Sub-gaussianity of product of a bounded random variable and sub-gaussian random variable

Question

Let $Z \sim \mathcal{N}(0,1)$ be a $1$-dimensional standard Gaussian random variable. Let $f(z)=\frac{1}{1+e^{-z}}$ be the logistic sigmoid function. For some $\alpha>0$, I want to show that the random variable $$ Y \triangleq f(\alpha Z) Z- \mathbb{E}[f(\alpha Z)Z] $$ is also sub-gaussian. Can anyone provide me some hints regarding how to prove this?

Answer 1

It may be slightly hand-wavy, but what about this direction? Firstly, $$-Z \leq f(\alpha Z)Z \leq Z$$ due to range of sigmoid. Then, using Cauchy-Scwartz, $$\mathbb{E}[f(\alpha Z) Z] \leq \sqrt{\mathbb{E}[Z^2] \mathbb{E}[f^2(\alpha Z)]} = \sqrt{\mathbb{E}[f^2(\alpha Z)]} \leq 1 $$ So, $-Z - 1 \leq Y \leq Z+1$ and this means $Y$ is sub-Gaussian.

Answer 2

I will use some lemmas and definitions given here, in particular Lemma 2.7.6 which tells you that a random variable $Z$ is subgaussian if and only if $Z^2$ is subexponential.

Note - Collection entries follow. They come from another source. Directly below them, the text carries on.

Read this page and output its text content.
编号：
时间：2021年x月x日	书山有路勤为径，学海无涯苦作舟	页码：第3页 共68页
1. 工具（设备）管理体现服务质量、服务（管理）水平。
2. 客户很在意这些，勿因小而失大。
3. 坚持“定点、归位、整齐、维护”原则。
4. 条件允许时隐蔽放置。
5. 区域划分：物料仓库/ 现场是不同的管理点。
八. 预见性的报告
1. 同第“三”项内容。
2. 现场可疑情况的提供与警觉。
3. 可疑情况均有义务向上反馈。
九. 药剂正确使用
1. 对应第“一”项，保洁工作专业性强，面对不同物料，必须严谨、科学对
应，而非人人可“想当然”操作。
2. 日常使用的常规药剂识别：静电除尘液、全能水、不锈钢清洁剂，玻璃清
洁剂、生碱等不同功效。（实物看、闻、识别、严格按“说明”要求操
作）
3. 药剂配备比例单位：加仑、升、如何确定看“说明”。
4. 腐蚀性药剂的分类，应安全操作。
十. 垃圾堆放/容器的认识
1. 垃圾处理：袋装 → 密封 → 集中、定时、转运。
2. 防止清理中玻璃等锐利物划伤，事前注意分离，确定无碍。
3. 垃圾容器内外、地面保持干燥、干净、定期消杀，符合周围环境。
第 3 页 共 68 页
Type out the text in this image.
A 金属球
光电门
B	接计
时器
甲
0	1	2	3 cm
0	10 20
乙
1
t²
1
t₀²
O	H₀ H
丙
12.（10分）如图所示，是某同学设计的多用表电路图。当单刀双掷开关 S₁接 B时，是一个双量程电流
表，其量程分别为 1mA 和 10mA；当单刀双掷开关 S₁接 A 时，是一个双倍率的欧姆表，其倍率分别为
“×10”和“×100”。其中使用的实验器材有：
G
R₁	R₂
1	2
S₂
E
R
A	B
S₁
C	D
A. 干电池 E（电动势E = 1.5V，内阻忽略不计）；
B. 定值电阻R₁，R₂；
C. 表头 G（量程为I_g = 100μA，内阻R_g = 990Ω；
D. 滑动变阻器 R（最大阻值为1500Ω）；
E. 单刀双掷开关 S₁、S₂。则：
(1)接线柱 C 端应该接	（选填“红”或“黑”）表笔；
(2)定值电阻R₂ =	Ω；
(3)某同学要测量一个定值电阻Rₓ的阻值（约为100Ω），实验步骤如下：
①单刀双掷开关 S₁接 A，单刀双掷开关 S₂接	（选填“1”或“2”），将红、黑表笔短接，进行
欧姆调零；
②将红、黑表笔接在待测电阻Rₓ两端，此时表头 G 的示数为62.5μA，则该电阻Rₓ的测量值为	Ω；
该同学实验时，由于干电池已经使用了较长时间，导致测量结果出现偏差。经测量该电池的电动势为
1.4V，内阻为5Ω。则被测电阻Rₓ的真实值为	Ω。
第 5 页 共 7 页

Let $\alpha>0$, $f(x)\triangleq 1/(1+e^{-x})$, $Z \sim \mathcal{N}(0,1)$, $\widetilde{Y} \triangleq f(\alpha Z)Z$ and $Y \triangleq f(\alpha Z)Z - \mathbb{E}[f(\alpha Z)Z] = \widetilde{Y} - E\widetilde{Y}$.

By Lemma 2.6.8 it suffices to show that $\widetilde{Y}$ is subgaussian. By Lemma 2.7.6, it suffices to show that $\widetilde{Y}^2$ is subexponential (see Definition 2.7.5). Since $|f|$ is bounded by 1, we have $$\widetilde{Y}^2 \leq Z^2 \quad a.s..$$ Because $\mathcal{A}\subseteq \mathcal{B} \implies P(\mathcal{A}) \leq P(\mathcal{B})$, we have $$\forall t\geq 0, \quad P(\widetilde{Y}^2\geq t) \leq P(Z^2\geq t).$$ To show that $\widetilde{Y}^2$ is subexponential, it remains to obtain an exponential decreasing upper-bound on $P(Z^2\geq t)$. Since $Z\sim\mathcal{N}(0,1)$ is 1-subgaussian (see Exemple 2.5.8), Lemma 2.7.6 implies that $Z^2$ is subexponential. This means that there exists some constant $C>0$ such that $$ \forall t\geq 0, \quad P(|Z^2| \geq t) \leq 2\exp(-tC).$$ Combining both inequalities yields $$\forall t \geq 0, \quad P(|\widetilde{Y}^2| \geq t) \leq 2\exp(-tC),$$

and this actually shows that $\widetilde{Y}^2$ is subexponential.